Just tested that. No change at all. Thanks for the luck. I think I will need it. Lots of it.

----------

## wah

Wait - are you making these changes in /etc/conf.d/net.wlan0 or /etc/conf.d/net?  It should be in /etc/conf.d/net, as I've never seen a net.wlan0 in the conf.d folder.

----------

## czlowieq

 *wahman143 wrote:*   

> Wait - are you making these changes in /etc/conf.d/net.wlan0 or /etc/conf.d/net?  It should be in /etc/conf.d/net, as I've never seen a net.wlan0 in the conf.d folder.

 

I already tried both. I'm trying all the solutions hoping that something will help.

----------

## vicaya

What's the output of ndiswrapper -l? Did you turn on the wireless card -- some laptop has a mechanical switch.

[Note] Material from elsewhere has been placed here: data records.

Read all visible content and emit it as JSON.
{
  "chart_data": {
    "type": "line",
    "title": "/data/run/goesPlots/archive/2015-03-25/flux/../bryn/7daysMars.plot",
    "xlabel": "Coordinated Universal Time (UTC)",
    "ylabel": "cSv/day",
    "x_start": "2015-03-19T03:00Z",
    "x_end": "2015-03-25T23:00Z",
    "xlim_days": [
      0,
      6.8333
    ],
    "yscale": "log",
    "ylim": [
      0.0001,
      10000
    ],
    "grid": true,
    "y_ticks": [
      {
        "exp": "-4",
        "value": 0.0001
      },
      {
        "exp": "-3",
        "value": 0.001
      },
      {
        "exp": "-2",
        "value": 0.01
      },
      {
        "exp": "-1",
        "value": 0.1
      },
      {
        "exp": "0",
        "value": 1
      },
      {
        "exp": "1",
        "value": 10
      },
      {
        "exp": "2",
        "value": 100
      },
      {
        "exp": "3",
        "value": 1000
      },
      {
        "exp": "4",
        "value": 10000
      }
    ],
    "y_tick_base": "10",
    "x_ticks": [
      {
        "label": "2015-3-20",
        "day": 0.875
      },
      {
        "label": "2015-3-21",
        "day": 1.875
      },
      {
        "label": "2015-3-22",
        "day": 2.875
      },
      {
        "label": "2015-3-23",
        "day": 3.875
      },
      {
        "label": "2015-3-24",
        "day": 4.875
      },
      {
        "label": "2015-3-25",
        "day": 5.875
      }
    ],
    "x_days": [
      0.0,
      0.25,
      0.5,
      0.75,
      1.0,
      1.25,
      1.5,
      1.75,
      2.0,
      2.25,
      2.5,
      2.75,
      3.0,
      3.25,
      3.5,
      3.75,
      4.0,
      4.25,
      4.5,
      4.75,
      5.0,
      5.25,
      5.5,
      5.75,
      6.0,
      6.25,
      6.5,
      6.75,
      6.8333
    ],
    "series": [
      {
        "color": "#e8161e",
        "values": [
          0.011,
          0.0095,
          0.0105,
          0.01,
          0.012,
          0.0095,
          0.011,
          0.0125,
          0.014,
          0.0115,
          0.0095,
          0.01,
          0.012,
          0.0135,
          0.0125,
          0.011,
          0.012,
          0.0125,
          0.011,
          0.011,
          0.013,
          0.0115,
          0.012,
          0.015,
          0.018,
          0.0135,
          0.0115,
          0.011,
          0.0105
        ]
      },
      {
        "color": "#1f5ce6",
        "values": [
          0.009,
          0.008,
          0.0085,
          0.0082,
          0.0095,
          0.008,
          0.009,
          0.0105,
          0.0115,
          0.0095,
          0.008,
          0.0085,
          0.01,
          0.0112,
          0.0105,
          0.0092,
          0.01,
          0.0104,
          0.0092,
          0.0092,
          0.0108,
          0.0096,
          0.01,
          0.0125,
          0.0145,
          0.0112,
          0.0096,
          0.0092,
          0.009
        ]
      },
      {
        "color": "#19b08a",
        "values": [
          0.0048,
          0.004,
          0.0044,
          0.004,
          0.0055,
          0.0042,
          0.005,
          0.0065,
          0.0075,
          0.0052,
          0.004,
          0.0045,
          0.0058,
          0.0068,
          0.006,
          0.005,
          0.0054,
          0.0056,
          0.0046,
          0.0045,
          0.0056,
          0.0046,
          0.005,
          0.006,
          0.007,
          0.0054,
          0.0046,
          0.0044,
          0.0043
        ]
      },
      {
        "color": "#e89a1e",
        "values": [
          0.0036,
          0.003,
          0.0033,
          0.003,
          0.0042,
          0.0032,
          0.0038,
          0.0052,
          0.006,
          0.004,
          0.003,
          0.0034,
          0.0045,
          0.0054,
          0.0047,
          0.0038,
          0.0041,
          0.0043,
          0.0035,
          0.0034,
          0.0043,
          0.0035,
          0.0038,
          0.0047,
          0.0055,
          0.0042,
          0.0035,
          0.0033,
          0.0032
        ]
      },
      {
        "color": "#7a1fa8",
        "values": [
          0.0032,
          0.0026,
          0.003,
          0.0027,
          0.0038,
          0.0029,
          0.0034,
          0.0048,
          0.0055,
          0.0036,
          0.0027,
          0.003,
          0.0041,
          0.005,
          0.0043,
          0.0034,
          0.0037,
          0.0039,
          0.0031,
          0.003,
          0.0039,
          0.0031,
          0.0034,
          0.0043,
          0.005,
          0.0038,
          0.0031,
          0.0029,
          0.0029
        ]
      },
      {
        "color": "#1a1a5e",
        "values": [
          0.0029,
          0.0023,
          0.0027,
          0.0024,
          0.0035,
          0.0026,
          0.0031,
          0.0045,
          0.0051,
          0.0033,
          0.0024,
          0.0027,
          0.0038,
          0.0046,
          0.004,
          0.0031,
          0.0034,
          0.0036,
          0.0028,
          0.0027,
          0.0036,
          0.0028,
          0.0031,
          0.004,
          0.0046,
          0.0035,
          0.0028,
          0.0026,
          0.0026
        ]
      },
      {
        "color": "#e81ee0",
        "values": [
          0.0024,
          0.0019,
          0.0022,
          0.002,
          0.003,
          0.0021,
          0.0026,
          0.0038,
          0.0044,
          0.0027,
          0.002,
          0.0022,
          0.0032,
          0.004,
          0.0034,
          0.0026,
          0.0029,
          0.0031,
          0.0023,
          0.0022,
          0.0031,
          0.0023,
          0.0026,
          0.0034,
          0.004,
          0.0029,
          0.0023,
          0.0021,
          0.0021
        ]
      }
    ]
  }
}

What's the output of iwconfig? iwlist wlan0 scan?

I noticed that you're trying to use WEP, which is useless anyway. I'd say turn off encryption on the AP first. I personally use no encryption at home with MAC whitelist and WPA at work (both are similar netgear routers.)

Your goal is to first get your card associated with an AP/router, then worry about ip address (static or dhcp) and security

----------

## czlowieq

I've solved this one. Just downgraded kernel to 2.5.14 and ndiswrapper to 1.2. Work great now.

----------